JSF addresses more of the model-view-controller pattern than Struts, in that it...

  • More strongly addresses the view or presentation layer though UI components

  • Addresses the model through managed beans. Although JSF is an emerging technology

JSF is targeted at Web developers with little knowledge of Java, eliminating much of the hand coding involved in integrating Web applications with back-end systems.

Event driven architecture JSF provides server-side rich UI components that respond to client events.
UI development: UI components are de-coupled from their rendering, allowing for other technologies such as WML to be used (for example, mobile devices).

JSF allows direct binding of UI components to model data.

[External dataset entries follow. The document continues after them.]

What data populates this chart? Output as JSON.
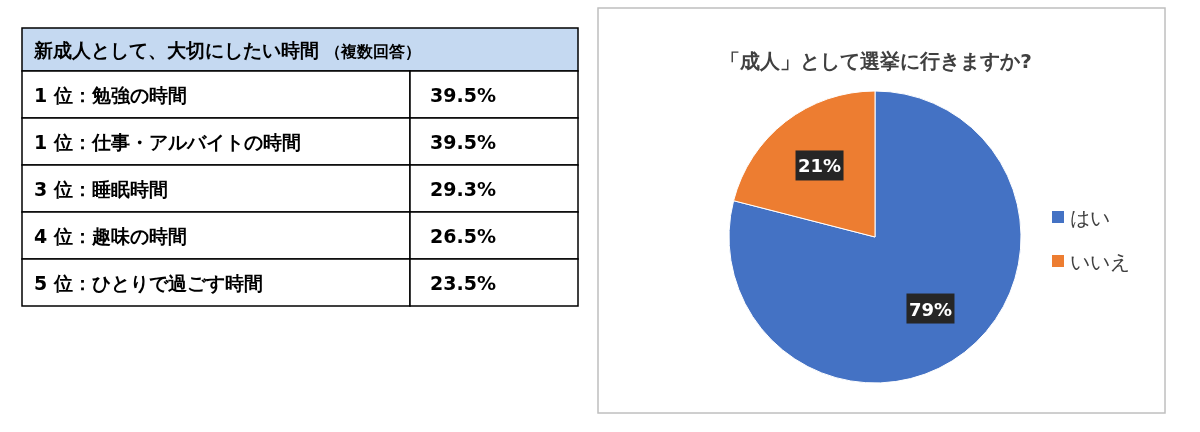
{
  "chart_data": [
    {
      "type": "other",
      "title": "新成人として、大切にしたい時間",
      "subtitle": "（複数回答）",
      "categories": [
        "1 位：勉強の時間",
        "1 位：仕事・アルバイトの時間",
        "3 位：睡眠時間",
        "4 位：趣味の時間",
        "5 位：ひとりで過ごす時間"
      ],
      "value_labels": [
        "39.5%",
        "39.5%",
        "29.3%",
        "26.5%",
        "23.5%"
      ]
    },
    {
      "type": "pie",
      "title": "「成人」として選挙に行きますか?",
      "categories": [
        "はい",
        "いいえ"
      ],
      "values": [
        79,
        21
      ],
      "colors": [
        "#4472c4",
        "#ed7d31"
      ],
      "value_labels": [
        "79%",
        "21%"
      ],
      "legend": "right"
    }
  ]
}
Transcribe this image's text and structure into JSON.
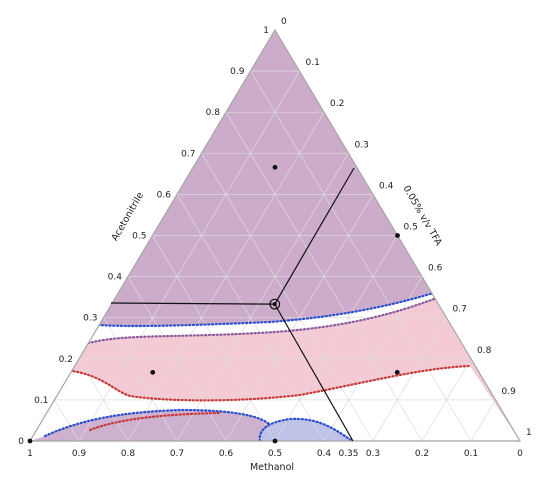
{
  "chart_data": {
    "type": "ternary",
    "axes": {
      "acetonitrile": {
        "label": "Acetonitrile",
        "ticks": [
          "0",
          "0.1",
          "0.2",
          "0.3",
          "0.4",
          "0.5",
          "0.6",
          "0.7",
          "0.8",
          "0.9",
          "1"
        ]
      },
      "tfa": {
        "label": "0.05% v/v TFA",
        "ticks": [
          "0",
          "0.1",
          "0.2",
          "0.3",
          "0.4",
          "0.5",
          "0.6",
          "0.7",
          "0.8",
          "0.9",
          "1"
        ]
      },
      "methanol": {
        "label": "Methanol",
        "ticks": [
          "0",
          "0.1",
          "0.2",
          "0.3",
          "0.35",
          "0.4",
          "0.5",
          "0.6",
          "0.7",
          "0.8",
          "0.9",
          "1"
        ]
      }
    },
    "grid": true,
    "regions": [
      {
        "name": "upper",
        "color": "#c7a3c4"
      },
      {
        "name": "middle",
        "color": "#f2c2cc"
      },
      {
        "name": "lower",
        "color": "#c9a9c9"
      },
      {
        "name": "lower-right",
        "color": "#b9bde6"
      }
    ],
    "boundary_dots": [
      "#2b4fcf",
      "#c83a3a"
    ],
    "design_points": [
      {
        "acetonitrile": 0.666,
        "tfa": 0.167,
        "methanol": 0.167
      },
      {
        "acetonitrile": 0.5,
        "tfa": 0.5,
        "methanol": 0.0
      },
      {
        "acetonitrile": 0.167,
        "tfa": 0.167,
        "methanol": 0.666
      },
      {
        "acetonitrile": 0.167,
        "tfa": 0.666,
        "methanol": 0.167
      },
      {
        "acetonitrile": 0.0,
        "tfa": 0.5,
        "methanol": 0.5
      },
      {
        "acetonitrile": 0.0,
        "tfa": 0.0,
        "methanol": 1.0
      }
    ],
    "centroid": {
      "acetonitrile": 0.333,
      "tfa": 0.333,
      "methanol": 0.333
    },
    "optimum_lines": {
      "color": "#111111"
    }
  }
}
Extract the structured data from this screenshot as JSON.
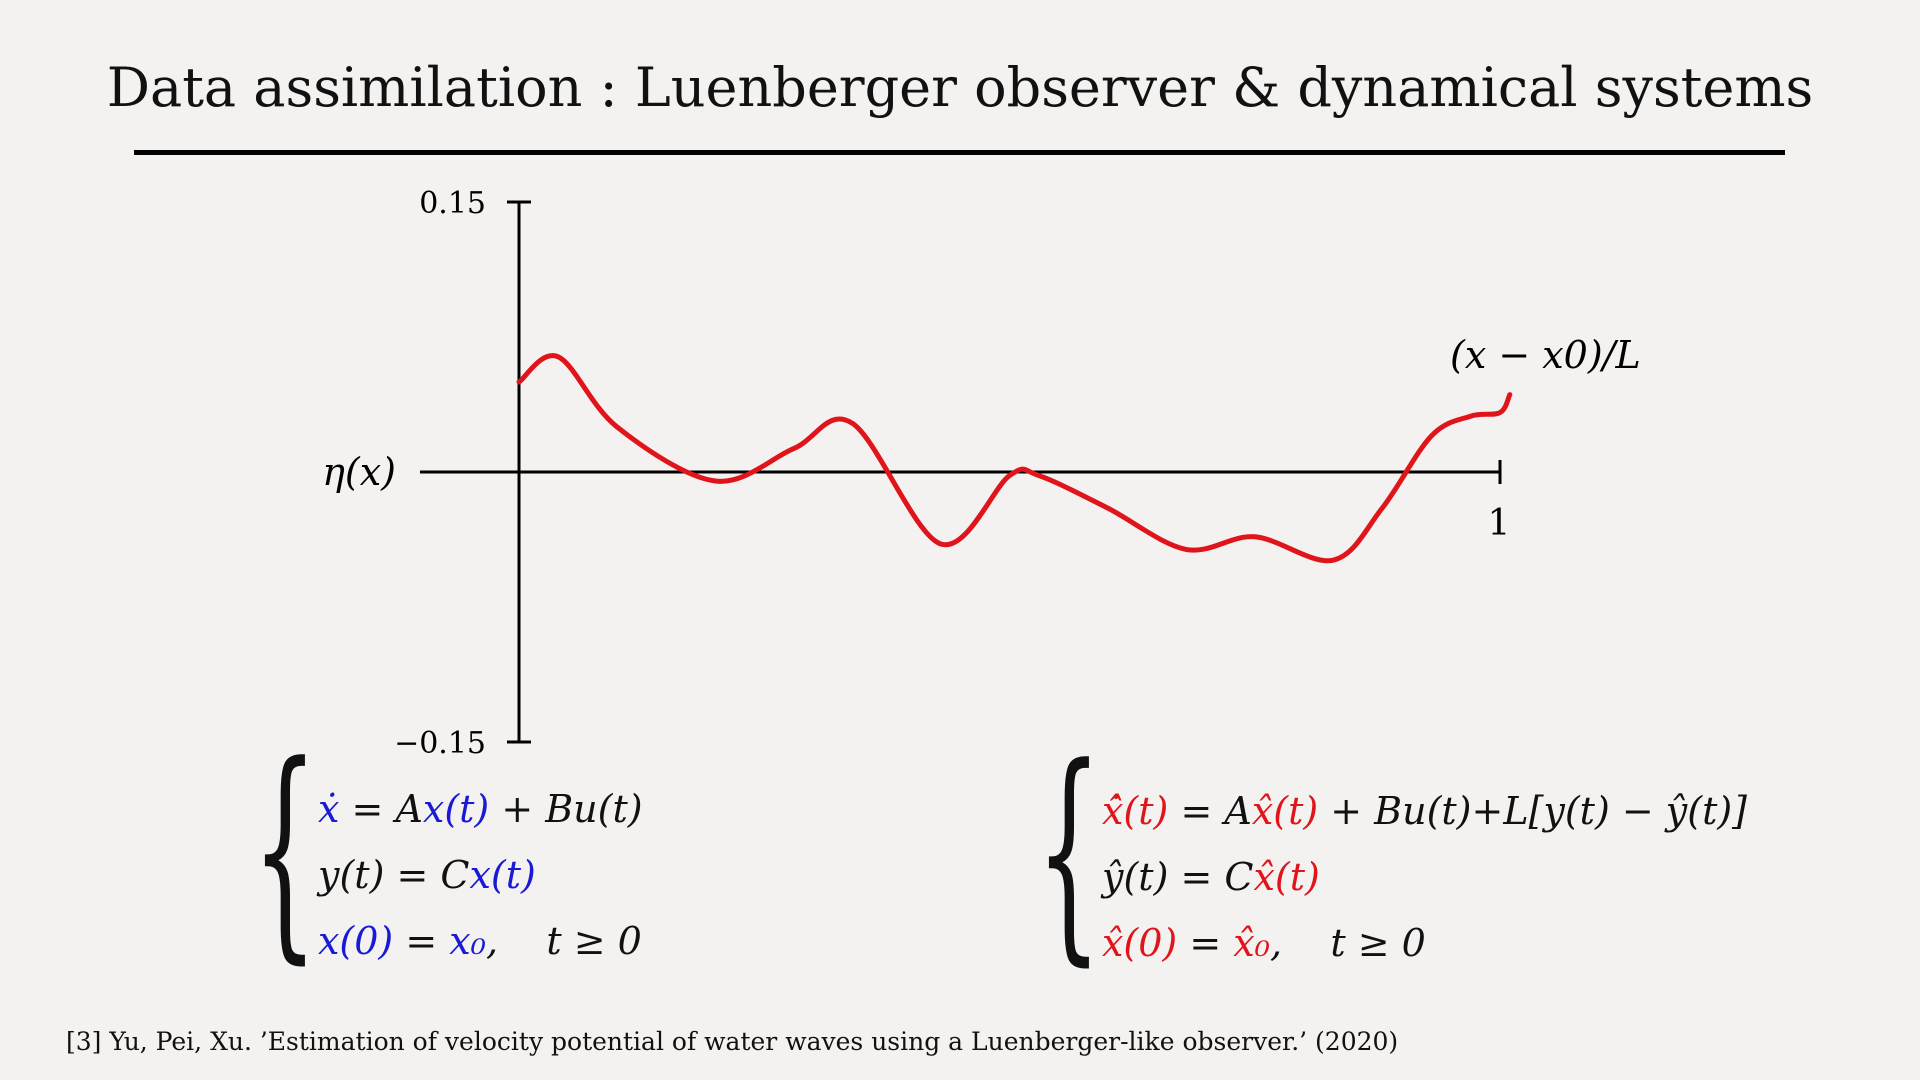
{
  "title": "Data assimilation : Luenberger observer & dynamical systems",
  "chart_data": {
    "type": "line",
    "y_axis_label": "η(x)",
    "x_axis_label": "(x − x0)/L",
    "ylim": [
      -0.15,
      0.15
    ],
    "xlim": [
      0,
      1
    ],
    "y_tick_labels": [
      "0.15",
      "−0.15"
    ],
    "x_tick_labels": [
      "1"
    ],
    "grid": false,
    "line_color": "#e0151b",
    "series": [
      {
        "x": [
          0.0,
          0.04,
          0.1,
          0.2,
          0.28,
          0.34,
          0.43,
          0.5,
          0.53,
          0.6,
          0.68,
          0.75,
          0.83,
          0.88,
          0.93,
          0.97,
          1.0,
          1.01
        ],
        "y": [
          0.05,
          0.064,
          0.025,
          -0.005,
          0.013,
          0.027,
          -0.04,
          -0.002,
          -0.002,
          -0.02,
          -0.043,
          -0.036,
          -0.049,
          -0.02,
          0.02,
          0.031,
          0.033,
          0.043
        ]
      }
    ]
  },
  "system_left": {
    "line1": {
      "lhs": "ẋ",
      "eq": " = ",
      "a": "A",
      "xt": "x(t)",
      "rest": " + Bu(t)"
    },
    "line2": {
      "lhs": "y(t) = C",
      "xt": "x(t)"
    },
    "line3": {
      "x0": "x(0)",
      "eq": " = ",
      "x0val": "x₀",
      "comma": ",    ",
      "cond": "t ≥ 0"
    }
  },
  "system_right": {
    "line1": {
      "lhs": "x̂̇(t)",
      "eq": " = A",
      "xt": "x̂(t)",
      "rest": " + Bu(t)+L[y(t) − ŷ(t)]"
    },
    "line2": {
      "lhs": "ŷ(t) = C",
      "xt": "x̂(t)"
    },
    "line3": {
      "x0": "x̂(0)",
      "eq": " = ",
      "x0val": "x̂₀",
      "comma": ",    ",
      "cond": "t ≥ 0"
    }
  },
  "footnote": "[3] Yu, Pei, Xu. ’Estimation of velocity potential of water waves using a Luenberger-like observer.’ (2020)"
}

Developers can use extensive libraries of prebuilt UI components that provide both basic and advanced Web functionality.

Session and object management JSF manages designated model data objects by handling their initialization, persistence over the request cycle, and cleanup.
Validation and error feedback JSF allows direct binding of reusable validators to UI components. The framework also provides a queue mechanism to simplify error and message feedback to the application user. These messages can be associated with specific UI components.
Internationalization JSF provides tools for internationalizing Web applications, including supporting number, currency, time, and date formatting, and externalization of UI strings.

Many developers are of the opinion that for web applications, with UI and portlets in particular, JSF is definitely the better framework than Struts, Spring, or basic portlet.

Where JSF excels is with transactional applications, for example order entry, and with use cases that require a screen flow, keeping state, and error handling which may affect screen flow work well with JSF.

JSF might be overkill for a request/response application.